5.9. – 21.11.2010
Falke Pisano & Ana Roldan Dynamo
Ana Roldan (b1977 Mexico City, lives and works in Zurich) and Falke Pisano (b1978, lives and works in Berlin) are showing a work jointly developed by the two artists, a three-part textile work originally conceived as a floor covering and with a drawing of each artist imprinted on it. This floor covering was seen as a playground for several objects which originated in earlier exhibitions and installations of the artists. While the textile works present a common base, objects of Pisano and Roldan that carry their history and meaning with them are placed in relationship to each other, thus forming a new context for interpretation. On a textual level, for a script, three scenes are described on the play list with sixteen positions of the objects, which were changed in past exhibitions over the whole exhibition period. In Glarus a new version is to be seen, where this choreography is now only described, without being put into practice. In this way, the movements of the objects in space take place only in the imagination of the viewer. The relationship between instruction and realisation thus becomes an open process, in which the viewer also plays a role.
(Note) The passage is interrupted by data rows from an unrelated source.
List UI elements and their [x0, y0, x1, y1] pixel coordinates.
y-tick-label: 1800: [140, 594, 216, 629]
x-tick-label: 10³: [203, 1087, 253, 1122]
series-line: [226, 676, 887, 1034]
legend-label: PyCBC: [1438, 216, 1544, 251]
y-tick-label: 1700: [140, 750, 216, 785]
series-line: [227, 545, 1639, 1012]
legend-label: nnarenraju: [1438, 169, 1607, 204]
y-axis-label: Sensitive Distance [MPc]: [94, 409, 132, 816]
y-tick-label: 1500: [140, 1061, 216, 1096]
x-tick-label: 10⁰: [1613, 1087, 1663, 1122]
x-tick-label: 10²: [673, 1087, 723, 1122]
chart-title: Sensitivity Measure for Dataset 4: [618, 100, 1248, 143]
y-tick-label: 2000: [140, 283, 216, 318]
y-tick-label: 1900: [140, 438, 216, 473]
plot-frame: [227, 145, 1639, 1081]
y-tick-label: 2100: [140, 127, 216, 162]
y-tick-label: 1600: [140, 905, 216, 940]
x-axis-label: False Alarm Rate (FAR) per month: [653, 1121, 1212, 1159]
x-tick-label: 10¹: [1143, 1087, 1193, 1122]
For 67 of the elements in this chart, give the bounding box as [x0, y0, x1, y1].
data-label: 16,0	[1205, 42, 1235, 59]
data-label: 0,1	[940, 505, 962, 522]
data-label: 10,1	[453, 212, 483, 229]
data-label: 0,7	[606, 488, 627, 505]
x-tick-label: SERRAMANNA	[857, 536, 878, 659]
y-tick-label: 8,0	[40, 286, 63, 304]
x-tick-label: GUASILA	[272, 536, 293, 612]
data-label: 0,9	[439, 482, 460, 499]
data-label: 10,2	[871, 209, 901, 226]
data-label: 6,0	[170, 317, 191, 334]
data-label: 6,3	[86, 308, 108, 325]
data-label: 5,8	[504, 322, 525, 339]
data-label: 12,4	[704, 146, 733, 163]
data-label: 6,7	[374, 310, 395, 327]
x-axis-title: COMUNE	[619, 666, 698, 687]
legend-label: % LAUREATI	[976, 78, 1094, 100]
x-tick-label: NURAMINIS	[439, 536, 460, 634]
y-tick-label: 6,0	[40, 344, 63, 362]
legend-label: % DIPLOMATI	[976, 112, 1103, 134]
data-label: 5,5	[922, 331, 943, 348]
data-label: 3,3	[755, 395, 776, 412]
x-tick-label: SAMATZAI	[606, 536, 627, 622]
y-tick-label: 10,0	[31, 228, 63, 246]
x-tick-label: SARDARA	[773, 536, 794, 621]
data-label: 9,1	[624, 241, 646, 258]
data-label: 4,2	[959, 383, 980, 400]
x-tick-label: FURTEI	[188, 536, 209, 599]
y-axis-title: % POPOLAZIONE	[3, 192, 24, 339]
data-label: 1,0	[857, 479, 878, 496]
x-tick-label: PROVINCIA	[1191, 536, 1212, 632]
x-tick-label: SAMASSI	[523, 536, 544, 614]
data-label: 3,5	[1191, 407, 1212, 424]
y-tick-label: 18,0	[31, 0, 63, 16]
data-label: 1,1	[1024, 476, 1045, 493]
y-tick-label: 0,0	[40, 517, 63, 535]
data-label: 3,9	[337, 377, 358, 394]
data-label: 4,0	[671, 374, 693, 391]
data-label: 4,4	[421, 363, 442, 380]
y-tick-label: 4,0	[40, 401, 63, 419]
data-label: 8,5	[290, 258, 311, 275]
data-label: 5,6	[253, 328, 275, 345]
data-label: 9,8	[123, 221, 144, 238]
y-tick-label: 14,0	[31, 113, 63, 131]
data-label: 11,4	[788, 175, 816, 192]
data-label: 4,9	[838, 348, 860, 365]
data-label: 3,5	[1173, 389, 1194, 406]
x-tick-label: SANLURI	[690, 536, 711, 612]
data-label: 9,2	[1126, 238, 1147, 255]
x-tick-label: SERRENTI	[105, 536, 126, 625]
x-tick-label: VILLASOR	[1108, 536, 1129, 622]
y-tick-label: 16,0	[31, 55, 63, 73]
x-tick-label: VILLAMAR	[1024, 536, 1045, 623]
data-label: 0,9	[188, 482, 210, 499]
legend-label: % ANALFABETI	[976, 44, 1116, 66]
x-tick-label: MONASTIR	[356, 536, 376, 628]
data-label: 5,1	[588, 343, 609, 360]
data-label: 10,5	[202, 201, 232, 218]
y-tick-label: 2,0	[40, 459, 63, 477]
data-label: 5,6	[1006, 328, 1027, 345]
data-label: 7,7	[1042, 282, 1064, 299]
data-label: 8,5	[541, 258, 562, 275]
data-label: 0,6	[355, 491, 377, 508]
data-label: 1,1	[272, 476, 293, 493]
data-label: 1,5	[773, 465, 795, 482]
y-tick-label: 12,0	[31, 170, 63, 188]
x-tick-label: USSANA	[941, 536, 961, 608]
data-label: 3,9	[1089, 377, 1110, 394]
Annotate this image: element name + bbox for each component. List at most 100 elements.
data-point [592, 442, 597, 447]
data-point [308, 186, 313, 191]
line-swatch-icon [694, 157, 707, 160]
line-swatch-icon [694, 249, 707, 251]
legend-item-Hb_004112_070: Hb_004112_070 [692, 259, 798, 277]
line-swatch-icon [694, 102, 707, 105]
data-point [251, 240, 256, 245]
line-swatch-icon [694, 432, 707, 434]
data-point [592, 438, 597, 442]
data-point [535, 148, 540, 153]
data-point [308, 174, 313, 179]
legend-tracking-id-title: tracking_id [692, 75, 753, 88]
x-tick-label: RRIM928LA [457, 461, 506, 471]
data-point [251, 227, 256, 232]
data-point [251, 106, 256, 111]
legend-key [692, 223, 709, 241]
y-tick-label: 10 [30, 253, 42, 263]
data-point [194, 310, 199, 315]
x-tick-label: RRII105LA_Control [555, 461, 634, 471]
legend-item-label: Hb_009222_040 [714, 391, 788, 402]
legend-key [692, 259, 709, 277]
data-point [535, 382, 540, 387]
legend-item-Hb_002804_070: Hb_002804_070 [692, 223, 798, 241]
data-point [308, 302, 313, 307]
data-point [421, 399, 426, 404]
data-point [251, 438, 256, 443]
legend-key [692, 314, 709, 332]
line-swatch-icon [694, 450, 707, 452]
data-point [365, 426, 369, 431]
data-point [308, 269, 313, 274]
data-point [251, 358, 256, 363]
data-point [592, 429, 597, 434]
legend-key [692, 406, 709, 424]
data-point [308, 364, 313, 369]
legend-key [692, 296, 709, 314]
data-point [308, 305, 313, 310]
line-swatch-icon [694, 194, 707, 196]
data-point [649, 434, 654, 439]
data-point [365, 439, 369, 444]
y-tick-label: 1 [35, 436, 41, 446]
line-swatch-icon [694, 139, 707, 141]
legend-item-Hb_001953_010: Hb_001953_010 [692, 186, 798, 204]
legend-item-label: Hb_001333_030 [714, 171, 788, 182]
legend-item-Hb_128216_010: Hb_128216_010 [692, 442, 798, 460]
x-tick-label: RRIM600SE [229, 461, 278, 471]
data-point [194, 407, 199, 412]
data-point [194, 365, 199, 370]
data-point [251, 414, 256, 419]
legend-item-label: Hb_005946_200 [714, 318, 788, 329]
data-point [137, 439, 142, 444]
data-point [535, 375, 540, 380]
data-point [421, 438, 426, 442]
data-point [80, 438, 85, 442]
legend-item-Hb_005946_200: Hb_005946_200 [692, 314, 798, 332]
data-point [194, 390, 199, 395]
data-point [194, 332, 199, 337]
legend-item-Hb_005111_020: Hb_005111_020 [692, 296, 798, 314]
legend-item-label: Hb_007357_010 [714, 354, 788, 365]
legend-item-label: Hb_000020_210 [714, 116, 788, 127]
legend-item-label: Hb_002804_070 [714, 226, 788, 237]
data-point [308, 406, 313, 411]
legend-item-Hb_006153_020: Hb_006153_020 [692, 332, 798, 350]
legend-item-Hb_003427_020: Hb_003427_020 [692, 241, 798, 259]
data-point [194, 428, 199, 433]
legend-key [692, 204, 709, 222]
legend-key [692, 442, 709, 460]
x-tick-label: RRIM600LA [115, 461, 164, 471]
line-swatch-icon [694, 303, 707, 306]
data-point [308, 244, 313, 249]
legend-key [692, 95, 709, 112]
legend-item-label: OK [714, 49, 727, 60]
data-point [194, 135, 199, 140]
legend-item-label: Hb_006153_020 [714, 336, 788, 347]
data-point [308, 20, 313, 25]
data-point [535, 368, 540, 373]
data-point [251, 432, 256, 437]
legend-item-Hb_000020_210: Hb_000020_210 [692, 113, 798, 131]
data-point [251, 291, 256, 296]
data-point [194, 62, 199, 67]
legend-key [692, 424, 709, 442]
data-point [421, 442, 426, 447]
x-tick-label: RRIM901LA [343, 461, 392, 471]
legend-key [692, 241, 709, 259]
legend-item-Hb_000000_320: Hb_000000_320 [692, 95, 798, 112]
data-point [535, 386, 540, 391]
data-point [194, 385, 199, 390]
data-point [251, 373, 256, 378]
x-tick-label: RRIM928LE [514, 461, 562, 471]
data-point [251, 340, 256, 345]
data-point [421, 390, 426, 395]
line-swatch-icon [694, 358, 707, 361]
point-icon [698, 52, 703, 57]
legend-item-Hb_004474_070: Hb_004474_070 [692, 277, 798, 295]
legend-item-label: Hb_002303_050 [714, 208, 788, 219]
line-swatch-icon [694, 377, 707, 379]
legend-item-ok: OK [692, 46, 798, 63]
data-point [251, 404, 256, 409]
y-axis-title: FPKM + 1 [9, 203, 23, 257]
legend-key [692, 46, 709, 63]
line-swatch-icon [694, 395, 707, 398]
Roldan studied linguistics and history before she turned to the visual arts. Her works, often based on sign systems marked by cultural codes, which have to be decoded, constantly challenge the viewers into interaction. The work is completed only in relation to them and their cognitive participation. The works of the Dutch artist Pisano come from her interest in thinking about the possibilities of language when analysing art works. Her main focus is on the conditions and mechanisms of modernist sculpture as well as the theme of abstraction in itself. In videos and lecture-performances she tries to work out the substance of sculptural objects with the resources of language and text constructions. In this way Pisano moves into the space between artist and viewer, or production and reception. In her works the process of perception is thus made available to experience and her personal commentary alters the way things are seen.